March 12, 2021
Given the change of course that has happened in the world, we wanted to provide expert opinions on what aspiring graduates can do to start off their careers in an uncertain economic climate. We wanted to know what skills will be more important, where the economy is doing relatively well, and if there will be any lasting effects on the job market.
Companies are looking for candidates that can handle the new responsibilities of the job market. Recent graduates actually have an advantage because they are comfortable using newer technologies and have been communicating virtually their whole lives. They can take what they've learned and apply it immediately.
We spoke to professors and experts from several universities and companies to get their opinions on where the job market for recent graduates is heading, as well as how young graduates entering the industry can be adequately prepared. Here are their thoughts.
Betsy Hays: Having the ability to successfully work remotely will be more important than ever, as will being able to effectively communicate in virtual spaces. And, post-pandemic, being able to do things in a hybrid fashion - part in person and part online - will also make job candidates much more marketable.
Betsy Hays: Study the successes and failures of others so you can learn best practices based on real life. And practice being a content creator. Write, take photos, create graphics, produce videos - practice sharing information and telling stories in a myriad of ways. And when you have some good stuff, share it publicly (blog, YouTube channel, social media, podcast, etc.) to learn what people respond to. And monitor trends. There are also a number of free or low-cost certifications that you can obtain as well. And one more - volunteer for a cause you believe in to make the world a better place while learning new skills.
Betsy Hays: Do informational interviews to build your network. Ask folks about their career path, the scope of their jobs, their biggest successes, advice they have for someone just starting out, etc. And then ask if they have ideas for other people that would be good to talk to. And then keep going! Also, be obsessed with thank you notes.
Florida Atlantic University
Florida Atlantic University Career Center
Mitchell Roshel: English majors pursue career paths in many areas such as:
Any of the major cities such as New York, Chicago, Los Angeles, and Miami would be good places to find opportunities. However, many employers in these industries are now allowing employees to work virtually. Especially during Covid.
Naomi Wood Ph.D.: Yes. There can't help but be one - just as there was an impact on graduates during the 2008 financial crisis. Graduates will be forced to improvise, be entrepreneurial, and be creative.
What I will add about English and other humanities majors is that they are particularly well-suited to deal with this level of chaos and uncertainty because they have always known they're going to have to explore and grow. There is no one path to follow - and our graduates vindicate our confidence that they can find their way!
Naomi Wood Ph.D.: Communication skills, both oral and written; ability to work in a team; leadership experience; ability to problem-solve and invent. A growth mindset and readiness to keep learning.
Naomi Wood Ph.D.: Research shows that studying abroad, doing internships, participating in and leading student groups, and other forms of community engagement can make a big difference in whether your resume stands out. But it also helps if you can tell compelling stories about those experiences - what they have allowed you to learn about yourself, your place in the world, and what you have to contribute.
The University of Kentucky
Department of Writing, Rhetoric, and Digital Studies
Jeff Rice Ph.D.: If there is one thing people are doing in the pandemic, it is reading.

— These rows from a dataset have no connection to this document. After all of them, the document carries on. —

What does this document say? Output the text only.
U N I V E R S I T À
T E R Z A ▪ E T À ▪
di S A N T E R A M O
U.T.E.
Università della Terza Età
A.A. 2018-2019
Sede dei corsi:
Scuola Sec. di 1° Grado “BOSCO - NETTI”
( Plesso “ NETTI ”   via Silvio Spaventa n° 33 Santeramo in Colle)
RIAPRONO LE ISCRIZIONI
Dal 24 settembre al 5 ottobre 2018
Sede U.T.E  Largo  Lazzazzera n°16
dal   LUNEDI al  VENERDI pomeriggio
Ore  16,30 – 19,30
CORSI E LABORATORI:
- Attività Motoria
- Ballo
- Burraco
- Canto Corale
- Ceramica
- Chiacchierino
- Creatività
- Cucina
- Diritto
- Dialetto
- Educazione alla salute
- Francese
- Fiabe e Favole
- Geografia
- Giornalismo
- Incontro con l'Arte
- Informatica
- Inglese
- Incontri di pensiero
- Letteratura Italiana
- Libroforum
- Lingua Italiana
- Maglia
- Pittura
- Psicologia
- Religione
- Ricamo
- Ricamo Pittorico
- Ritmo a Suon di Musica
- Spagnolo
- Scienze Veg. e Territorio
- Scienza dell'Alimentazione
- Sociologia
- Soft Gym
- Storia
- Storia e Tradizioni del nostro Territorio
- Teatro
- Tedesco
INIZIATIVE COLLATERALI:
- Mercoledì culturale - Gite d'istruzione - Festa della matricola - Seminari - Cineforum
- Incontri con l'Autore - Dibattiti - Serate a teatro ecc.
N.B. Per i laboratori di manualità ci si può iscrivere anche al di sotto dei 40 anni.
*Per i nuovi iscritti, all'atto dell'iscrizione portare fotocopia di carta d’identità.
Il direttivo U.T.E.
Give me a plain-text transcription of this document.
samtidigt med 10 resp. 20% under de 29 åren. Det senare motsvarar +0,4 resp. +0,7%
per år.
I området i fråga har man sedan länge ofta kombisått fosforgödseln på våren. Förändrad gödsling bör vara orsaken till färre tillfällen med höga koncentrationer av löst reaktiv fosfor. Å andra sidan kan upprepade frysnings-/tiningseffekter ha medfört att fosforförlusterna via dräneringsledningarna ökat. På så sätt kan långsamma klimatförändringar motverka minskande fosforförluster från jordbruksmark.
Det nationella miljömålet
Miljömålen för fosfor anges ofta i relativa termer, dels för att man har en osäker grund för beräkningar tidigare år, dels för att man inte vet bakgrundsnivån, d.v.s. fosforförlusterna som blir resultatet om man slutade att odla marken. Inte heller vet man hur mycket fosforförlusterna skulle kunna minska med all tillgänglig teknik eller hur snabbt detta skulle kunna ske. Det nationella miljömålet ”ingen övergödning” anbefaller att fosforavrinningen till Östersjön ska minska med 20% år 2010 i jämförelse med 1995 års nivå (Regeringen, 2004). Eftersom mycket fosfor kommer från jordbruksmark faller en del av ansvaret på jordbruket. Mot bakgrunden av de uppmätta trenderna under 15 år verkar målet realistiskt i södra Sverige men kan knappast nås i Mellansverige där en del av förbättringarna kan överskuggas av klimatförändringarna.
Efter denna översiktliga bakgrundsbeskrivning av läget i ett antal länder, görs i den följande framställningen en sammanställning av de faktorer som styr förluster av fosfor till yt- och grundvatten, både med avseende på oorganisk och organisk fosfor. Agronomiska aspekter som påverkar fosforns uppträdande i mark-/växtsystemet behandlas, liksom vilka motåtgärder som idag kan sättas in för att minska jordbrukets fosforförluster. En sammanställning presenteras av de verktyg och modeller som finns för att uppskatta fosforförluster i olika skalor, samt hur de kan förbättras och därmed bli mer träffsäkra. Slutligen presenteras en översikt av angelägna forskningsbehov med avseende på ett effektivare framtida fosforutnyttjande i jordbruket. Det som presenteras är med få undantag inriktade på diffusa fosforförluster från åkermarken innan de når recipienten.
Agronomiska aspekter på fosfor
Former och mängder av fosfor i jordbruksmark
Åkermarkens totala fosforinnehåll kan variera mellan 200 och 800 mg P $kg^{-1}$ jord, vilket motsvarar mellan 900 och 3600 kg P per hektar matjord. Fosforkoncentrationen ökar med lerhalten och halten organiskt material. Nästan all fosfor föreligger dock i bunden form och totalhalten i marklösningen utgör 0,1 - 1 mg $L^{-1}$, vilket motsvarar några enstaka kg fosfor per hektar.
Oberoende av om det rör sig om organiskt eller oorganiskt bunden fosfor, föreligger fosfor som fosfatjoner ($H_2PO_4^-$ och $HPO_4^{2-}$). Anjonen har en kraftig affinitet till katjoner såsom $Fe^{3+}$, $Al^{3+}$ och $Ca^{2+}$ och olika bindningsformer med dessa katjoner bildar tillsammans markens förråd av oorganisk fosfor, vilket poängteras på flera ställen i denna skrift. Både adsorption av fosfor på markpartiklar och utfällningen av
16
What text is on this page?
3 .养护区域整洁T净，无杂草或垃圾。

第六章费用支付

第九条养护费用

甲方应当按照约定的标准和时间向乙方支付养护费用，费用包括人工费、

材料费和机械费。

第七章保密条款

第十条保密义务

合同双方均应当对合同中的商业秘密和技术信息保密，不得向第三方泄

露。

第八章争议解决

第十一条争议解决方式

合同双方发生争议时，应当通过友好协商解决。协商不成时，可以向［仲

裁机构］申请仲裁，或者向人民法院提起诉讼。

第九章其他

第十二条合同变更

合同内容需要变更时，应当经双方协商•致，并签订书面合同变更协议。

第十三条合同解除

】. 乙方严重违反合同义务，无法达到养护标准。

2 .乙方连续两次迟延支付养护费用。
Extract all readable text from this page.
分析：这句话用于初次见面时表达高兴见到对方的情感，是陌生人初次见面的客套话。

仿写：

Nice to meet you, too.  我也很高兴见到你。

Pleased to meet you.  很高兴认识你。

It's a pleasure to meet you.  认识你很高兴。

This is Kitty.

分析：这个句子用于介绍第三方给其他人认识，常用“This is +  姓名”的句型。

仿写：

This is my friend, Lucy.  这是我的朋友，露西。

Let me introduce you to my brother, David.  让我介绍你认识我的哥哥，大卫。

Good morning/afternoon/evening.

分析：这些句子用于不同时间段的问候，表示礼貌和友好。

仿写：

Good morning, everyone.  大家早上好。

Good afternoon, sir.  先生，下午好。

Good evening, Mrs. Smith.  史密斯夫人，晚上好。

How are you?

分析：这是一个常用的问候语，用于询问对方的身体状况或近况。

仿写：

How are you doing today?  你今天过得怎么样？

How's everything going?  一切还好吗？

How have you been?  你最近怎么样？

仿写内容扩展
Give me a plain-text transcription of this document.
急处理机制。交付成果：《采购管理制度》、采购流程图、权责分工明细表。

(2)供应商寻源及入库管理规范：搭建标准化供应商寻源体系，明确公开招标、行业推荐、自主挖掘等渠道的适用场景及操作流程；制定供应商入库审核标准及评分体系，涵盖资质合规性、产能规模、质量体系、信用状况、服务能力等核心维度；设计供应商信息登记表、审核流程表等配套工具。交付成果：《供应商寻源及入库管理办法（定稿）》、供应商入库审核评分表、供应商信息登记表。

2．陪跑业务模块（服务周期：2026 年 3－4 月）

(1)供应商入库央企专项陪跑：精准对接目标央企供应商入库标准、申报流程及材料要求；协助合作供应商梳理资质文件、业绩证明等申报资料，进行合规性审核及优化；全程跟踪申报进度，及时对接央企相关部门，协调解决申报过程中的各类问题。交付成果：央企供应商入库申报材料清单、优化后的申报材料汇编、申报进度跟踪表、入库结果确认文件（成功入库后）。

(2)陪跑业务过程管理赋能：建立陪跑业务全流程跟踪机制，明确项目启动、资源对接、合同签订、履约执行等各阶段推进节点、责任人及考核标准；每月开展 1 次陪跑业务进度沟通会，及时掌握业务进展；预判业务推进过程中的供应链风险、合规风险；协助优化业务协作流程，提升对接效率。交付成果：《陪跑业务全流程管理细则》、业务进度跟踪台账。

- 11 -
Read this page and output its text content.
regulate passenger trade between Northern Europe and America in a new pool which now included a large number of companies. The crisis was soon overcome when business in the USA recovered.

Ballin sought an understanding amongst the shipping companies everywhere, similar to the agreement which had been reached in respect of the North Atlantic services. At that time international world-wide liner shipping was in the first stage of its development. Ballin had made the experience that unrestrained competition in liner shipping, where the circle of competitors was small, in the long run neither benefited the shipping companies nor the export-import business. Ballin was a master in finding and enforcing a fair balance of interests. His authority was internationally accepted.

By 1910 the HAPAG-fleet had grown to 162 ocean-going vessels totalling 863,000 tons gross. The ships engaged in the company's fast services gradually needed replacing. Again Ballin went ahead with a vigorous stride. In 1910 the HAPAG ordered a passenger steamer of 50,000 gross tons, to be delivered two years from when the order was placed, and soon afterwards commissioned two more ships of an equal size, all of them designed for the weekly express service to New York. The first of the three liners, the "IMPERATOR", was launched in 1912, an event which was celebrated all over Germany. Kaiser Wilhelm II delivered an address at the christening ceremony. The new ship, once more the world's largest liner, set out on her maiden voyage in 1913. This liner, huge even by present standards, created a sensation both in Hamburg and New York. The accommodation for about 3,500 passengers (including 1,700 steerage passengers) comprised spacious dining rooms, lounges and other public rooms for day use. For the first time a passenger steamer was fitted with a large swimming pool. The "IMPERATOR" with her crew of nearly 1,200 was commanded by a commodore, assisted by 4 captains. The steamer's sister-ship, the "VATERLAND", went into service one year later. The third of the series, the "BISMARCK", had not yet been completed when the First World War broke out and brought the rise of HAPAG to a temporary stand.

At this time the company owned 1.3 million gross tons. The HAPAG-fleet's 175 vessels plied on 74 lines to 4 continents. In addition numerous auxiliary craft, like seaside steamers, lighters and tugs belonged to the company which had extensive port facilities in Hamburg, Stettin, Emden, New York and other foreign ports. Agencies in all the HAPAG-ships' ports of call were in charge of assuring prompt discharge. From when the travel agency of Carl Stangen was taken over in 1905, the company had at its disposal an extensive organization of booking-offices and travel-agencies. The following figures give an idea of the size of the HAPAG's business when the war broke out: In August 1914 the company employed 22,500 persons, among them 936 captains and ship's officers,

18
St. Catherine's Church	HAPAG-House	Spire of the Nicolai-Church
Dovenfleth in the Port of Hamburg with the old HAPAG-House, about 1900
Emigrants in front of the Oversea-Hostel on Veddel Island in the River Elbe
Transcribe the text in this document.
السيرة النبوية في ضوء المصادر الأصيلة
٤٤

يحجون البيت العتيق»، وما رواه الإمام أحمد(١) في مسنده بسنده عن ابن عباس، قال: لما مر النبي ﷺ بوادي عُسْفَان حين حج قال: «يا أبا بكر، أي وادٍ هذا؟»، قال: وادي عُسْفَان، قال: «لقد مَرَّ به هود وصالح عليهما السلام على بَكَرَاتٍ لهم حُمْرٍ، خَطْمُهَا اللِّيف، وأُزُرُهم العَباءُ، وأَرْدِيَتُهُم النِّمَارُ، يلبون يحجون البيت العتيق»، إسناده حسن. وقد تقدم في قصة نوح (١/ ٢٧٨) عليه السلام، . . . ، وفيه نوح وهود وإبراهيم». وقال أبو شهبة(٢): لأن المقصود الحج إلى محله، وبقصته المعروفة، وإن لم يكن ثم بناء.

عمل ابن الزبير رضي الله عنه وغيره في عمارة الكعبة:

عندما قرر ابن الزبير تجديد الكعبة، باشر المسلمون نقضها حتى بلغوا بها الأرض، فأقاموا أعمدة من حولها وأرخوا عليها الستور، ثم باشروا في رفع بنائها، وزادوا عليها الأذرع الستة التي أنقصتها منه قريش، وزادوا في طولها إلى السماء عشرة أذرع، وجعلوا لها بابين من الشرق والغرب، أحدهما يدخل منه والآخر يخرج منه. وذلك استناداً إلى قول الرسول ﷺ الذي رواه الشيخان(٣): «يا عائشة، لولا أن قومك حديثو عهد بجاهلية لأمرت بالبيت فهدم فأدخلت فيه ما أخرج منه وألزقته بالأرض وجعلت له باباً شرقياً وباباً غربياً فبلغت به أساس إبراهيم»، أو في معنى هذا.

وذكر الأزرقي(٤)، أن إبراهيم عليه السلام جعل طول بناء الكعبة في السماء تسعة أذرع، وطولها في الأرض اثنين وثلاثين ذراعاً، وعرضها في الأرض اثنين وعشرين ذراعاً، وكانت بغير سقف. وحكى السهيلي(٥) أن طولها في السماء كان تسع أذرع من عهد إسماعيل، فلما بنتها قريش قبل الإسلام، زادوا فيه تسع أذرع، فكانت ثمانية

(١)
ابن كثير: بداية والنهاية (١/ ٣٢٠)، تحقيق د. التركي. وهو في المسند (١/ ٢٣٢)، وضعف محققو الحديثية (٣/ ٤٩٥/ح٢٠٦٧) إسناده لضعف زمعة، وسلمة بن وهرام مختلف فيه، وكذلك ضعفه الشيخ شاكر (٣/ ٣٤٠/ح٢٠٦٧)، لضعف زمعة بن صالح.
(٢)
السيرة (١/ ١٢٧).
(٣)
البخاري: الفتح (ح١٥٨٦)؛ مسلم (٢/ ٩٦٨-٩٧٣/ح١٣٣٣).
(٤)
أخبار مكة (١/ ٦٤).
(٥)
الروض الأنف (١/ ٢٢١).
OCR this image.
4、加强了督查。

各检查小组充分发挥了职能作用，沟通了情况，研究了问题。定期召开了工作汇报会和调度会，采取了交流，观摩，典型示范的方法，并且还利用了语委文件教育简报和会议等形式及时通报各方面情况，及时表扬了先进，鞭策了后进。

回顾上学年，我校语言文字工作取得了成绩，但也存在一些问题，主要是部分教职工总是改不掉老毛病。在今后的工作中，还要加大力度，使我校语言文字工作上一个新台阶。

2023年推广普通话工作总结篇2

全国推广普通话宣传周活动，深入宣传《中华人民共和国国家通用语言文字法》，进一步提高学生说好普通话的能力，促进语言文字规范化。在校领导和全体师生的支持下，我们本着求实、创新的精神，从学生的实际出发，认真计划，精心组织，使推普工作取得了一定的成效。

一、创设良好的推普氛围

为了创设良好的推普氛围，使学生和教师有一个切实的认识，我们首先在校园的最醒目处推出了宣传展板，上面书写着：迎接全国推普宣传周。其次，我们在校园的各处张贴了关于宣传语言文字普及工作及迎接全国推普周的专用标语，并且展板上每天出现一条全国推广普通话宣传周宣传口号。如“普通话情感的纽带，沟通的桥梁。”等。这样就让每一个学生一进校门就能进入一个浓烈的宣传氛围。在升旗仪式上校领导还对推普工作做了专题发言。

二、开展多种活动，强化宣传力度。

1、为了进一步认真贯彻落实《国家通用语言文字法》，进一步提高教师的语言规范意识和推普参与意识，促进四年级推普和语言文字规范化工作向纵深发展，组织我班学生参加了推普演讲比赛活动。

They are reading, of course, writing: COVID and health news, critiques of the administration's handling of COVID, predictions for the future (life after COVID), and more. There is no shortage of analysis, updates, news, and so on. During a pandemic, people want information. This is the same for the recent election or any event,moment, or issue that attracts considerable attention.
In addition, people are reading long-form essays about sports, about global events, about current events. People are home and on their computers, and they are reading all day long. Content providers need people to create the content, do the research, edit the copy, engage in design, and handle the social media accounts. This is a time for companies and organizations to be hiring more writers.
Jeff Rice Ph.D.: Research skills. Written and digital communication skills. Knowledge of digital tools - whether Adobe products, podcasting software, and such - but also how to use the tools to reach audiences, create sticky content, develop brands, send information, persuade, and inform. It's one thing to know how to create a movie or poster or infographic or report or Instagram post; it's another thing to have the rhetorical and writing skills to properly use that tool to create information for a specific audience.
Jeff Rice Ph.D.: Many. In government, in the entertainment industries, in lobbying, in fashion, in design, in law, as digital content creators, as social media managers, and in every profession - beer, wine, food, horse industry, jewelry, construction, engineering of various sorts, manufacturing, and so on - there is writing. Writing for general audiences, writing for investors, writing for those within the industry, writing for marketing, writing for information dissemination, and so on - every industry has writing. During COVID, the government and health agencies, for example, have greatly struggled to use writing properly to persuade a general American audience how to properly protect itself. COVID needs vaccines. It also needs writing in order to show people why they should wear masks, wash their hands, and keep social distance. And, as noted, it needs writing to keep Americans updated as well as to offer analysis, critique, and so on.